Professora da pós-graduação da Faculdade de Educação da USP, Silvia Colello explica que a expressão “pais helicóptero” deve ser interpretada na esteira de dois outros termos: geração canguru e hiperpaternidade.

A geração canguru é aquela que não sai de casa, fica na bolsa e demora para se assumir. Já a hiperpaternidade tem relação com a superproteção por conta da expectativa de criar um hiperfilho, que está sob pressão para ser perfeito. “E ele acaba se tornando um hipofilho, aquele que não sabe nem se defender, não sabe que rumo vai tomar.”

E sem dar conta de toda expectativa criada sobre ele, explica a  educadora. “Os pais entram no jogo da educação numa perspectiva competitiva. Como existe uma correlação entre criança bem sucedida e pessoas bem sucedidas, os pais querem que os filhos sejam os melhores desde que nascem.”

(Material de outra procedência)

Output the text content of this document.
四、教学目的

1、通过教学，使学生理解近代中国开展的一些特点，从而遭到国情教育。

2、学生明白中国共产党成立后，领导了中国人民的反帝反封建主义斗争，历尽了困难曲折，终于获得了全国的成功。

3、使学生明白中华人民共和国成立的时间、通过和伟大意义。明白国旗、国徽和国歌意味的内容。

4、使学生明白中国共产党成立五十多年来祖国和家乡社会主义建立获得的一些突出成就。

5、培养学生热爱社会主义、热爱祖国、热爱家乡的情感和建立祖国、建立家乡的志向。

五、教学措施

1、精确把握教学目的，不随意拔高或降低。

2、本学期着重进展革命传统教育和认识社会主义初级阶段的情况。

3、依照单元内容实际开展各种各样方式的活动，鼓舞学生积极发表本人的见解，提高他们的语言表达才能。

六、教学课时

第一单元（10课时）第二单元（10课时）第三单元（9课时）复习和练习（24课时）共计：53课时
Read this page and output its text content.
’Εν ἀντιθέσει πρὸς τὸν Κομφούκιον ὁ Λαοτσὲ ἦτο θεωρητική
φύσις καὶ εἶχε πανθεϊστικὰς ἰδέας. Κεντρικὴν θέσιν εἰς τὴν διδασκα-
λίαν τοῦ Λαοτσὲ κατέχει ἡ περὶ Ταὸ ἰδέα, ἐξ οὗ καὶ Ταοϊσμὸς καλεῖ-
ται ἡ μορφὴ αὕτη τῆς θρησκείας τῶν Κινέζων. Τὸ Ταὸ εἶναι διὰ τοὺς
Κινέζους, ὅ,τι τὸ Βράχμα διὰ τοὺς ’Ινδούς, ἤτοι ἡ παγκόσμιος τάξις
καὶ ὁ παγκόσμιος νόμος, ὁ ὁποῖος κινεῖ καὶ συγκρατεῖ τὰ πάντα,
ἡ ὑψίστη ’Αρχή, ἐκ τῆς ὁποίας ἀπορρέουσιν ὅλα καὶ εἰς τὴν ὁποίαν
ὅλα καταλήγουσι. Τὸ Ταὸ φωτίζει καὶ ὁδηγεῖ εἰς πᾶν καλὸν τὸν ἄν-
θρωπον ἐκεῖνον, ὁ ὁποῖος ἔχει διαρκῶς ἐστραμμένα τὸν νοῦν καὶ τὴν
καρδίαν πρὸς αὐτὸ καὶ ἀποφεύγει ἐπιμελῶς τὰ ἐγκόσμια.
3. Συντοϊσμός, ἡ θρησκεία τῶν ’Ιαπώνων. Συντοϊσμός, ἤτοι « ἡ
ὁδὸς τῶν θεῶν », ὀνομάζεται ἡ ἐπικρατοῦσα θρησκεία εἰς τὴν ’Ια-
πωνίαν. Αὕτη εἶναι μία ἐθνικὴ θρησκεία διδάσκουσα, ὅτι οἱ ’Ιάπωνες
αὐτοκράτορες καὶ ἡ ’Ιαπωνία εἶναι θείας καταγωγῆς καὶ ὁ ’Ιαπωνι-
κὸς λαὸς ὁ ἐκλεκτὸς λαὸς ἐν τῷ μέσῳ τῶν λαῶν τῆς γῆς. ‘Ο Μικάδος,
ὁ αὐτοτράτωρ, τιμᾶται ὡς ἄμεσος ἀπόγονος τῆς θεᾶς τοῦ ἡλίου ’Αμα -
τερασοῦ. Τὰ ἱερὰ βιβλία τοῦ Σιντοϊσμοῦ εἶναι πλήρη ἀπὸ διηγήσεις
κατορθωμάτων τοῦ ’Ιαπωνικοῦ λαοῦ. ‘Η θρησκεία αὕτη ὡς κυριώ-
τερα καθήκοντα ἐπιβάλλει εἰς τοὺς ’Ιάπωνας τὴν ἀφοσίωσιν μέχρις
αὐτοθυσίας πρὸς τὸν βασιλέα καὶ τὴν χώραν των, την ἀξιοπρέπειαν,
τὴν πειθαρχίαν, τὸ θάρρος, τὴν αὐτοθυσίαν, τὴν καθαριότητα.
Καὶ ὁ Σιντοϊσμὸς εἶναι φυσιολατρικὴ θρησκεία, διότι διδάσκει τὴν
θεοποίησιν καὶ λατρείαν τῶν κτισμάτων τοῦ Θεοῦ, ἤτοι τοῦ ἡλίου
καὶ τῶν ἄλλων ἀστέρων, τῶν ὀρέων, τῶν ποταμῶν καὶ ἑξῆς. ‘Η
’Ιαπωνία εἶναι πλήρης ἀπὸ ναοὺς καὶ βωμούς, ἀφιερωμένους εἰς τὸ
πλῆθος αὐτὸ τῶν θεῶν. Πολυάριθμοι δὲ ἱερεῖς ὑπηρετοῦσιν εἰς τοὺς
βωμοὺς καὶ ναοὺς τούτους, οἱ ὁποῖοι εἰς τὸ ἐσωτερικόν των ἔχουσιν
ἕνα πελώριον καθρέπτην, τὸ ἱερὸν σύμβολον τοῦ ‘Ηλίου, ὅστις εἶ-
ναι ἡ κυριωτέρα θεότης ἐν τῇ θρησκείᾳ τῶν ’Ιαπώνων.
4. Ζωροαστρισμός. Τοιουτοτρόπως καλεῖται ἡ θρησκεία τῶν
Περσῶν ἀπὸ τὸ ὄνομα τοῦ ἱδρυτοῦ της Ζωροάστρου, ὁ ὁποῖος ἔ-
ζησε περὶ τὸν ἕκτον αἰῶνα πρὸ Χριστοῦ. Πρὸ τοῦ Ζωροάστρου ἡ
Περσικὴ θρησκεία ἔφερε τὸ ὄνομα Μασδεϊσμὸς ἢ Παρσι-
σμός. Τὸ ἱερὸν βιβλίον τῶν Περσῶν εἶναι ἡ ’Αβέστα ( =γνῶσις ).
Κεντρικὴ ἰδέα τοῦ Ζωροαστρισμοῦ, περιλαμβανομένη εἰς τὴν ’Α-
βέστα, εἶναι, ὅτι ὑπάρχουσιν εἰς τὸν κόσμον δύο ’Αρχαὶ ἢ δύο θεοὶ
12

Muitas crianças e adolescentes crescem acreditando nessa supremacia que, em tese, garantirá um futuro promissor. Uma autopercepção questionada apenas quando já são praticamente adultos. Colello explica que, ao chegar na universidade, aquele jovem que a vida inteira foi o melhor aluno da sala, se vê entre iguais, sem ser o destaque. E, não raro, isso gera uma angústia que ele não consegue dar conta.

“Ele tem acervo de conhecimento, mas não tem maturidade emocional para viver entre iguais, trabalhar em equipe. Essa frustração tem afastado gente da universidade.”

Apesar do prognóstico complicado, é sempre possível mudar o rumo dessa jornada. E sempre é tempo para que pais e mães ajustem e revejam as rotas.

“Os pais não devem se sentir culpados, mas abertos a repensar algumas coisas”, afirma o psiquiatra Gustavo Estanislau, pesquisador do Instituto Ame sua Mente.